Production
The Criminal Code was adapted for the screen by Seton I. Miller and Fred Niblo, Jr., son of director Fred Niblo. The original play by San Francisco Bay Area native author and playwright Martin Flavin was produced on Broadway in 1929 at the Belasco Theater. Boris Karloff, who delivered a strong performance in the stage play, is recast here as Galloway. This film served as the vehicle which would essentially launch his career. Though appearing in dozens of pictures during the 1920s, he had mostly bit parts.

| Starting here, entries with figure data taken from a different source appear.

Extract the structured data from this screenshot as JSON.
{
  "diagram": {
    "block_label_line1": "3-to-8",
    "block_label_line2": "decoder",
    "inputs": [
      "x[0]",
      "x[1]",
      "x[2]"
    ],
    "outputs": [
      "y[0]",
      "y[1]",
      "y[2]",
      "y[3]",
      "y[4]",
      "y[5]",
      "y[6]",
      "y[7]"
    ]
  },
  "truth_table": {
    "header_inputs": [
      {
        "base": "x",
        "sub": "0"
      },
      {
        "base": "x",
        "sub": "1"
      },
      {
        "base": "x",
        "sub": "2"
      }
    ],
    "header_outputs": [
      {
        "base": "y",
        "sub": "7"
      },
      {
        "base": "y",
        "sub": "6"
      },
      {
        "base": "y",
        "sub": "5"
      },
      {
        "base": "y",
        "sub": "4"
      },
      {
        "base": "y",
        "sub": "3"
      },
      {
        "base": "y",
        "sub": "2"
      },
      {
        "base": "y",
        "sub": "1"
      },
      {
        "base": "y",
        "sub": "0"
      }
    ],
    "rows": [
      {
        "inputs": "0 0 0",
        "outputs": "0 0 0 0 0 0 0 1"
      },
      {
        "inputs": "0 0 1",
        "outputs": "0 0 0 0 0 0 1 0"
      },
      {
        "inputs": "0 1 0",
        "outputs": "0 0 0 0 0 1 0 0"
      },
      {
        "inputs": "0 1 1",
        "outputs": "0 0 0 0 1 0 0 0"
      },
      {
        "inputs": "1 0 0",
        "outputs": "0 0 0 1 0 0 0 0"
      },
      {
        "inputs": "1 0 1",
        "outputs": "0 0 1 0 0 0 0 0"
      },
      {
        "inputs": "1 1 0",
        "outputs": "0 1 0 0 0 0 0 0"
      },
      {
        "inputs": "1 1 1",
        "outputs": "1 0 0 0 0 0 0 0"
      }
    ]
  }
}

The film is the first of two collaborations with infamously foul-mouthed producer Harry Cohn, the second being Twentieth Century (1934). It is Hawks' only picture with Frank Fouce, who produced only five films, all of them in 1931. Hawks worked with screenwriter Seton Miller several times in the late 1920s and early 1930s. This is the only occasion he worked with Niblo, Jr.
The Criminal Code was remade the following year in France as Criminel (directed by Jack Forrester, starring Daniel Mendaille & Harry Baur) and again in 1950 (directed by Henry Levin with Glenn Ford in the lead role).
Though an early talkie, The Criminal Code makes a sophisticated use of sound. The intercourse is at times rapid and Hawks seems to be experimenting with overlapping dialogue.